Au demeurant, les écoles classiques peuvent également inculquer le goût d'une alimentation saine. Cet automne, les autorités de la ville de Moscou ont tenté une expérience audacieuse : ils ont conseillé de diviser par deux l'utilisation de sel dans la nourriture des cantines scolaires. D'après l'OMS, diminuer la consommation de sel réduit les risque d'hypertension. Les enfants ingèrent en outre trop de sel à cause des chips et des noix. Généralement, les effets d'une telle décision sont manifestes, mais on a constaté le contraire. Les enfants ont simplement arrêté de manger à la cantine. Les parents ont sonné l'alarme et trouvé une solution au problème : ils ont donné des salières à leurs enfants. Dans certaines écoles, les réserves de sel ont été cachées dans des endroits précis afin que les inspecteurs ne puissent pas les découvrir. On dit que la prochaine étape de cette expérience sera la réduction de la teneur en sucre des aliments.
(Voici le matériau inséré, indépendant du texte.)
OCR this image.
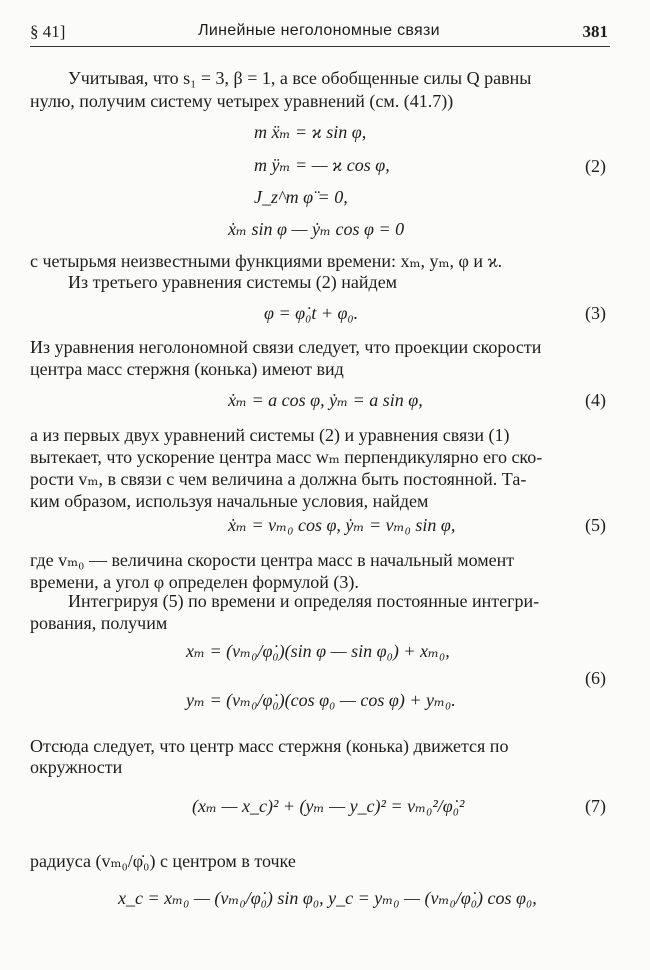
§ 41]	Линейные неголономные связи	381
Учитывая, что s₁ = 3, β = 1, а все обобщенные силы Q равны
нулю, получим систему четырех уравнений (см. (41.7))
m ẍₘ = ϰ sin φ,
m ÿₘ = — ϰ cos φ,
J_z^m φ̈ = 0,
ẋₘ sin φ — ẏₘ cos φ = 0
(2)
с четырьмя неизвестными функциями времени: xₘ, yₘ, φ и ϰ.
Из третьего уравнения системы (2) найдем
φ = φ̇₀t + φ₀.	(3)
Из уравнения неголономной связи следует, что проекции скорости
центра масс стержня (конька) имеют вид
ẋₘ = a cos φ, ẏₘ = a sin φ,	(4)
а из первых двух уравнений системы (2) и уравнения связи (1)
вытекает, что ускорение центра масс wₘ перпендикулярно его ско-
рости vₘ, в связи с чем величина a должна быть постоянной. Та-
ким образом, используя начальные условия, найдем
ẋₘ = vₘ₀ cos φ, ẏₘ = vₘ₀ sin φ,	(5)
где vₘ₀ — величина скорости центра масс в начальный момент
времени, а угол φ определен формулой (3).
Интегрируя (5) по времени и определяя постоянные интегри-
рования, получим
xₘ = (vₘ₀/φ̇₀)(sin φ — sin φ₀) + xₘ₀,
yₘ = (vₘ₀/φ̇₀)(cos φ₀ — cos φ) + yₘ₀.
(6)
Отсюда следует, что центр масс стержня (конька) движется по
окружности
(xₘ — x_c)² + (yₘ — y_c)² = vₘ₀²/φ̇₀²	(7)
радиуса (vₘ₀/φ̇₀) с центром в точке
x_c = xₘ₀ — (vₘ₀/φ̇₀) sin φ₀, y_c = yₘ₀ — (vₘ₀/φ̇₀) cos φ₀,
Aucun doute, les écoliers feront une place pour un sucrier dans leur cartable.

Bien entendu, les enfants ne sont pas responsables du fait que la nourriture moins salée leur paraisse fade. Il leur faudra du temps pour passer d'une habitude alimentaire à une autre. Et pour les parents, il est toujours primordial que leurs enfants soient rassasiés. Ce que l'enfant mange et la qualité des aliments sont loin d'être des préoccupations partagées par tous. Visiblement, le problème tient au fait que les gens sont peu concernés par leur propre santé en Russie. On peut en juger par le nombre de fumeurs et de buveurs du pays. Sans parler de ceux qui se nourrissent mal. Les sociologues estiment qu'il n'y a pas en Russie d'idéal de santé comme sens de la vie et prestige social. Il est prestigieux d'avoir une maison, une voiture chère, beaucoup d'argent. Peu nombreux sont ceux qui s'inquiètent du temps dont ils disposeront pour profiter de tout cela.

Évidemment, ces comportements ont peu de chance de changer, même si le ministère de la santé publie des dizaines de bonnes recommandations. Reste à espérer que la mode des fastfoods en Russie sera simplement dépassée par la nouvelle mode : une nourriture saine et équilibrée.